New_Picture_(27)On Thursday, October 23, 2014,  employees at Napa State Hospital were joined by others in remembering the life and death of Napa State Hospital Psychiatric Technician  Donna Gross.  Gross was killed by a patient four years ago.  Her death highlighted the extreme need for increased safety measures at state mental hospitals.

"Donna Gross went to work on October 23, 2010, performed  her duties as a psych tech at a hospital where more than 90 percent of the patient population is now made up of violent criminals, and so very sadly, she never returned home," said California Statewide Law Enforcement Association (CSLEA) President Alan Barcelona.    "CSLEA has pushed and will continue to push for safer measures at California's mental hospitals because our members who are hospital police officers,  work inside these state mental hospitals which are now, based on the patient population, more like prisons."

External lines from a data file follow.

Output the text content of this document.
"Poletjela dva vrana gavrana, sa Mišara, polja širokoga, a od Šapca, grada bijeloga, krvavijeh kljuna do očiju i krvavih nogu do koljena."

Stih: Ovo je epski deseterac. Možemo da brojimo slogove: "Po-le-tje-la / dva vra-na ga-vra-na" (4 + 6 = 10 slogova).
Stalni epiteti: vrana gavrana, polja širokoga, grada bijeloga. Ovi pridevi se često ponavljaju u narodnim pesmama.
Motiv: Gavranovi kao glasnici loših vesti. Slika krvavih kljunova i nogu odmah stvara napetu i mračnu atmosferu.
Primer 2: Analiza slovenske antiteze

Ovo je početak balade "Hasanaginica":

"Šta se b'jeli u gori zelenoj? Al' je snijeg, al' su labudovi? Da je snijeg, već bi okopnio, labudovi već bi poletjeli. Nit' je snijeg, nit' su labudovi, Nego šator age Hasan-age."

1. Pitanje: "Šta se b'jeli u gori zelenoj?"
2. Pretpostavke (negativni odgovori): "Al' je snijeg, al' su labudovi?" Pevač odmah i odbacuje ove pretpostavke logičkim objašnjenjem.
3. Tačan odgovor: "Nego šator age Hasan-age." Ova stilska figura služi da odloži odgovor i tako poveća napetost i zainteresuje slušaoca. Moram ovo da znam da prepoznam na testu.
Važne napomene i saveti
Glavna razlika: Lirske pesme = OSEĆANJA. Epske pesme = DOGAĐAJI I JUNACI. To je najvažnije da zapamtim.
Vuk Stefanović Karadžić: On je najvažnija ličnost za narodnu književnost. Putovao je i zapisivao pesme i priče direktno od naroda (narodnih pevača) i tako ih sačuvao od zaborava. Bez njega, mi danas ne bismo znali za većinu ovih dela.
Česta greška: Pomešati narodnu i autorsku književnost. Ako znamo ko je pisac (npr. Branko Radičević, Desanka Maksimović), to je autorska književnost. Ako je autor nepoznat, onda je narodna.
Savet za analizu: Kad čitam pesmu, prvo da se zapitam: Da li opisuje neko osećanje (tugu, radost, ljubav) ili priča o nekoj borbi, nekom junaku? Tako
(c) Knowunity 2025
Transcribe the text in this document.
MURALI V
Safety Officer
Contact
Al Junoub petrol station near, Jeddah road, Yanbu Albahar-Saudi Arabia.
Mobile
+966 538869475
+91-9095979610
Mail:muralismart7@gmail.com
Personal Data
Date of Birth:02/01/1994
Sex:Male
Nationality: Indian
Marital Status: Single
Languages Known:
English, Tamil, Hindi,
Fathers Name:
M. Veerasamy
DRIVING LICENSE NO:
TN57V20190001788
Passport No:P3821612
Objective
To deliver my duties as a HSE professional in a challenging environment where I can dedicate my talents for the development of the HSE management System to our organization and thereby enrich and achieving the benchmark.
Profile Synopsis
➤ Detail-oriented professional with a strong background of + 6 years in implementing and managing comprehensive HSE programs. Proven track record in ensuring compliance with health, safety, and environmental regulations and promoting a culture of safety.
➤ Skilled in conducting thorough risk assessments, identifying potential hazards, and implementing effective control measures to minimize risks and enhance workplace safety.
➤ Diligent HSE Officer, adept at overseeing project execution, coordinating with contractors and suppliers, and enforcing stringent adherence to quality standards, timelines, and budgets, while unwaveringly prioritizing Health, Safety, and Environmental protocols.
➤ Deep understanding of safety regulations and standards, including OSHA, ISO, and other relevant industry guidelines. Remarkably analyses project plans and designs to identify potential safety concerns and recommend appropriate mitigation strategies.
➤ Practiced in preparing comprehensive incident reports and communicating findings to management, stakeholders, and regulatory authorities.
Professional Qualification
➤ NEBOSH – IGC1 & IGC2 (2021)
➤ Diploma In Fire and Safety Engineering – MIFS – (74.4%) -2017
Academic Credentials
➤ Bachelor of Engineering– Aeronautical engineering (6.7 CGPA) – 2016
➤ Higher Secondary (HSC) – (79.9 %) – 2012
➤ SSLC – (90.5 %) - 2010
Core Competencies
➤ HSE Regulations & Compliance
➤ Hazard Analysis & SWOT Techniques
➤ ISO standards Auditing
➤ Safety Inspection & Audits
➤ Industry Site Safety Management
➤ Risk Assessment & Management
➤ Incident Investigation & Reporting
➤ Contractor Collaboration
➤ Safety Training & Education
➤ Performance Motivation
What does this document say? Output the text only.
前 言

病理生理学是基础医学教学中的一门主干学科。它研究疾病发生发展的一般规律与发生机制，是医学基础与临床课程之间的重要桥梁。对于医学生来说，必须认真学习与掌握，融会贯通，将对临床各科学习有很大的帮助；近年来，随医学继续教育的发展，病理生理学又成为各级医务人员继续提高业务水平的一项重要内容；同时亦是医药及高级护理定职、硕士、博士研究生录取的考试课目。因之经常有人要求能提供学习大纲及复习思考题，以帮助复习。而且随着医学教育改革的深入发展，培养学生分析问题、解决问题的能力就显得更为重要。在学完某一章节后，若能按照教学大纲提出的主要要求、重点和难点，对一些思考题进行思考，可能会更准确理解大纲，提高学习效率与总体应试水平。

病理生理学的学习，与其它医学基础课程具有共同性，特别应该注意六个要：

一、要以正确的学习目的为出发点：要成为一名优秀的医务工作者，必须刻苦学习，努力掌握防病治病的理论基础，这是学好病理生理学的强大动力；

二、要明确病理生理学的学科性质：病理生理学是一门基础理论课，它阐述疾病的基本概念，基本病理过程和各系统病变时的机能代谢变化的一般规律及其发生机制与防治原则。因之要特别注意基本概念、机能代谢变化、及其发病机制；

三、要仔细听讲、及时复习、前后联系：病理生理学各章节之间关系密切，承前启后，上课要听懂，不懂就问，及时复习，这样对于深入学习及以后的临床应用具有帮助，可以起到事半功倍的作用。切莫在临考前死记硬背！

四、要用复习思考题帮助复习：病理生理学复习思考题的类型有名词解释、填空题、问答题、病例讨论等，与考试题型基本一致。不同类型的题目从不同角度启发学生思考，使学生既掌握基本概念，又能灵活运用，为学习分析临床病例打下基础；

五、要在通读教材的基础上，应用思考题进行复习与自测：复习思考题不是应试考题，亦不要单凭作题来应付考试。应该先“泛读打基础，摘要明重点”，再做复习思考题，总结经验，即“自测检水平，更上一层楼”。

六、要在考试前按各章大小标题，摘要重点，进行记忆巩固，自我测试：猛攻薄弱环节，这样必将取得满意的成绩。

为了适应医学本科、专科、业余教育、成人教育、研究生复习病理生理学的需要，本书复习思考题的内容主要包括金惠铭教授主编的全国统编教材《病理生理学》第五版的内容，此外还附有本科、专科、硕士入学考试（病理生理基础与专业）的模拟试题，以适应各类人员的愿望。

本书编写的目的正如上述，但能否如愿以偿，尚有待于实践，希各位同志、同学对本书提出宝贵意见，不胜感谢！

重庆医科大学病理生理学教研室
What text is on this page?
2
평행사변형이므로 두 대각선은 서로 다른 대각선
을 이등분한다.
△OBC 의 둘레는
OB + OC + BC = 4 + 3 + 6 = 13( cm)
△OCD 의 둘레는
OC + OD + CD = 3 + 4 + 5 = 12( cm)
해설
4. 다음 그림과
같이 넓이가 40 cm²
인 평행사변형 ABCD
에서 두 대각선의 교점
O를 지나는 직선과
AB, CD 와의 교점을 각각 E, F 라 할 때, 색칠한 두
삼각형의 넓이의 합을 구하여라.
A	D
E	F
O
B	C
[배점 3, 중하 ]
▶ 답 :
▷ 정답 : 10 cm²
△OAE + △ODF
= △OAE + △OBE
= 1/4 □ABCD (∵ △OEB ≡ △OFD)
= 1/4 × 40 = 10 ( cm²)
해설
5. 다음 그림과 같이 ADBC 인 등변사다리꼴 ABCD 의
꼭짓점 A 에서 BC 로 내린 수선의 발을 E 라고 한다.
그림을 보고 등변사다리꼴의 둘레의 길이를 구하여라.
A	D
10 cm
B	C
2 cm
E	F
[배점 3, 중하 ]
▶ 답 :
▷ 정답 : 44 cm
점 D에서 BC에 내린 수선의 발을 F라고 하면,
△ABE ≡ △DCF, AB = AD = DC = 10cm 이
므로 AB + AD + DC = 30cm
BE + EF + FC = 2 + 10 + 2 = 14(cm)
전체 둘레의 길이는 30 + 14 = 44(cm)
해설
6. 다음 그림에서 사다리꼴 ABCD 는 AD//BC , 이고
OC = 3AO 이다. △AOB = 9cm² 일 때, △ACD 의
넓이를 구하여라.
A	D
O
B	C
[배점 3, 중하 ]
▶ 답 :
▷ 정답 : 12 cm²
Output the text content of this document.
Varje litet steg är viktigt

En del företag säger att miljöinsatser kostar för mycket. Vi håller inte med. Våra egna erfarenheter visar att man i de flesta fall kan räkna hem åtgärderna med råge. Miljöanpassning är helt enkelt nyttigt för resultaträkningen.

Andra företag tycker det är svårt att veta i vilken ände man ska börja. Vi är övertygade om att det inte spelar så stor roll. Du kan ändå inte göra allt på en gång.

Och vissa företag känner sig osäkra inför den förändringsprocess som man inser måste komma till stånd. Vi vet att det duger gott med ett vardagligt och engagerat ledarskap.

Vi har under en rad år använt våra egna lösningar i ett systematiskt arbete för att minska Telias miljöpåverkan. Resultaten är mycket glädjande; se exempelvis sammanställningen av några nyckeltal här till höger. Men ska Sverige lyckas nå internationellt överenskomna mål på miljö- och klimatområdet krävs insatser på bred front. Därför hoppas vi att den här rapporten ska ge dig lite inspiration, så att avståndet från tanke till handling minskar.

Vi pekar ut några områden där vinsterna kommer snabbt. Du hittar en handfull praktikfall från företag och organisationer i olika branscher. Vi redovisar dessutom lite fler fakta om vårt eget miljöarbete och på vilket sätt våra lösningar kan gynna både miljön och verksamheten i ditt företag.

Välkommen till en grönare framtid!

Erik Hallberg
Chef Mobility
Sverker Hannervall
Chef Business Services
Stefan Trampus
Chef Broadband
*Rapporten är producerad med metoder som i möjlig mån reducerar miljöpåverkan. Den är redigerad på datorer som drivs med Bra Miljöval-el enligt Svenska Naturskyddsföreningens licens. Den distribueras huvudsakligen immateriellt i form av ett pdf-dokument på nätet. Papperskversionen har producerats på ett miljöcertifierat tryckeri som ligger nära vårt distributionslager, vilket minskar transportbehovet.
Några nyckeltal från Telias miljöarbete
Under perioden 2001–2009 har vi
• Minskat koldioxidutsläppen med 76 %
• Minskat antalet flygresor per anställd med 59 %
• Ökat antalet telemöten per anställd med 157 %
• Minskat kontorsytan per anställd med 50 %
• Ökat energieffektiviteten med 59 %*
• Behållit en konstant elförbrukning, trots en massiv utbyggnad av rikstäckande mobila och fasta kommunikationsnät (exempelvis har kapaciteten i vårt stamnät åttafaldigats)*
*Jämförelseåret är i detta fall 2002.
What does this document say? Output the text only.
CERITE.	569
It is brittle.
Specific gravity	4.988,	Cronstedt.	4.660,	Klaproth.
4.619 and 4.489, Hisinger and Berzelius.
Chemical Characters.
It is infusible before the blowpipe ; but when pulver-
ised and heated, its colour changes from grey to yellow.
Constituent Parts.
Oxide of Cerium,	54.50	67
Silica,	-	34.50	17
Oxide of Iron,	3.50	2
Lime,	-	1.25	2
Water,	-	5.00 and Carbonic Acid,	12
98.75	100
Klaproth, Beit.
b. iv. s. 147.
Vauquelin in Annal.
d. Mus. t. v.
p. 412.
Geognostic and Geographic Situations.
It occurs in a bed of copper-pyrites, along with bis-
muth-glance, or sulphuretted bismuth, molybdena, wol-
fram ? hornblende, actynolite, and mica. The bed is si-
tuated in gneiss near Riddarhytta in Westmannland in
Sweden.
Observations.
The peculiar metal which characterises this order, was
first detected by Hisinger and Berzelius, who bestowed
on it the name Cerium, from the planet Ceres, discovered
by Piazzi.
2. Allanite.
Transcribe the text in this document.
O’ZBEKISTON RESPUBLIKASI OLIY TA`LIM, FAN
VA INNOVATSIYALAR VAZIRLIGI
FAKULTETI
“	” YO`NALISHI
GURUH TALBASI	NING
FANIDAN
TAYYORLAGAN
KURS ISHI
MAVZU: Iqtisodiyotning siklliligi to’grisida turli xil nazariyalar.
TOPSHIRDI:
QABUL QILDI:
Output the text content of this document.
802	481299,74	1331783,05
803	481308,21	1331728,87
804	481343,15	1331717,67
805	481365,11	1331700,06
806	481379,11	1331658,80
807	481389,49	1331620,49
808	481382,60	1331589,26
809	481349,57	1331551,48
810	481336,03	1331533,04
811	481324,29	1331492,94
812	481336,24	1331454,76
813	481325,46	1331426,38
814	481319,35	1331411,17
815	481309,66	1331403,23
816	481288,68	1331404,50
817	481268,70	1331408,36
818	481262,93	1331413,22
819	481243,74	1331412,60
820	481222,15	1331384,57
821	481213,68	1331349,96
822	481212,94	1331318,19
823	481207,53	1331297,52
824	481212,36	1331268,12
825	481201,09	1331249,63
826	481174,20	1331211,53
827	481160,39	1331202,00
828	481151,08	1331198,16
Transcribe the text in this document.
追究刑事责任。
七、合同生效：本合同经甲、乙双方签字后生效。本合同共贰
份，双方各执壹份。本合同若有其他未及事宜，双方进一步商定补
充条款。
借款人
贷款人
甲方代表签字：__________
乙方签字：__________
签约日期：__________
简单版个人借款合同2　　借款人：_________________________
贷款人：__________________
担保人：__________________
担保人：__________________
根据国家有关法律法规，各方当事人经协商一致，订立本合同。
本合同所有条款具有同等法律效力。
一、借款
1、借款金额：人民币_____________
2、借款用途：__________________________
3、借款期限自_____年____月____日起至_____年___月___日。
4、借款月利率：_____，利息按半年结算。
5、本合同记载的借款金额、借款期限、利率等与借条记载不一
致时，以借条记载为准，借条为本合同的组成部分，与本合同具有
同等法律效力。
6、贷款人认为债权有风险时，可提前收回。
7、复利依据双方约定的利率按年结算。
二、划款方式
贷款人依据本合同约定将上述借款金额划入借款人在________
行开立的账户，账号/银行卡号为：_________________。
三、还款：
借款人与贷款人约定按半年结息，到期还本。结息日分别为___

Gross, 54, of Concord was strangled by patient Jess Massey, who is serving a 25 years-to-life prison sentence for the crime.  Her death shined a light on the increasingly violent people who are criminally committed to state mental hospitals by the courts. 

CSLEA, together with other labor associations whose members work at state hospitals, was successful in pressing state lawmakers for change.   On September 28, 2014, Governor Jerry Brown signed four Assembly Bills aimed at increasing safety in California's five state hospitals.  The following four bills become law January 1, 2015:

Assembly Bill 1340 - (Asemblymember Katcho Achadjian) will create enhanced treatment programs to house and assist those state hospital patients who exhibit highly  aggressive and dangerous behaviors.  The residences established at Atascadero, Coalinga, Napa and Patton State Hospitals will include intensive staffing, programs and treatments to help this high-risk population and will include upholding patients' rights through hearing and ombudsman processes.

Assembly Bill 1960 -  (Assemblymember Henry Perea)  will allow state hospital law enforcement and licensed mental health personnel to access and review the criminal history of patients, allowing mental health professionals to better gear programs and services toward a patient's behavioral need.

Assembly Bill 2186 - (Assemblymember Bonnie Lowenthal) will allow medication orders to follow state hospital patients wherever they go, creating more consistent care when patients are transferred.

Assembly Bill 2625 -  (Assemblymember Katcho Achadjian) requires that, if the California Department of State Hospitals determines a patient referred to a state hospital is unlikely to regain sanity, reports must be submitted back to the courts and the courts are charged with swiftly finding appropriate mental health care and settings for that individual.

Despite the efforts and changes made by the Department of State Hospitals and the Legislature over the last four years, the work is not done.  Currently, the Department of State Hospitals is experiencing a very difficult time in recruiting and retaining qualified Hospital Police Officers.  This is in large part due to the inability to offer potential recruits a competitive law enforcement salary.  Department of State Hospitals is at an extreme disadvantage as it is forced to compete with neighboring city, county, and state police agencies (most which can offer salaries 40-70% greater than that of a Hospital Police Officer) for potential police candidates. 

When a State Hospital does hire a Hospital Police Officer, that Hospital Police Officer is immediately looking for other law enforcement opportunities that will pay market value.  The high vacancy rates are leading to excessive overtime worked by the officers, and have even led some Hospitals to resort to leaving certain posts vacant. 

"This is a health and safety hazard that the Department cannot risk.  The Legislative changes are welcomed, but without a fully staffed and qualified law enforcement association, the potential for other tragic events at Department of State Hospitals still exists," said Barcelona. 

Department of State Hospitals has requested the State to address Hospital Police Officer salary issues  in order for the Hospitals to adequately staff the facilities to protect the patients, staff, and surrounding communities.  A failure by the State to address Hospital Police Officer salary concerns will prevent Department of State Hospitals from adequately staffing its police forces, which will likely impact the health and safety of the hospital patients, staff, visitors, officers, and surrounding communities.

In addition to the officers being  underpaid and their departments understaffed,  CSLEA is concerned with another safety  issue  involving unarmed officers transporting violent patients into the community for appointments.   Many of the patients they transport are forensic patients, meaning  they were committed to the hospital by the criminal justice system and are accused of or have committed heinous crimes.

Some of the patients at Napa State Hospital have committed crimes such as murder, mass murder, rape, assault with  deadly weapons, attempted murders, armed robberies and gang related crimes. 

As Napa State Hospital employees remembered Donna Gross, they and their associations renewed their commitment to push for additional  safety measures.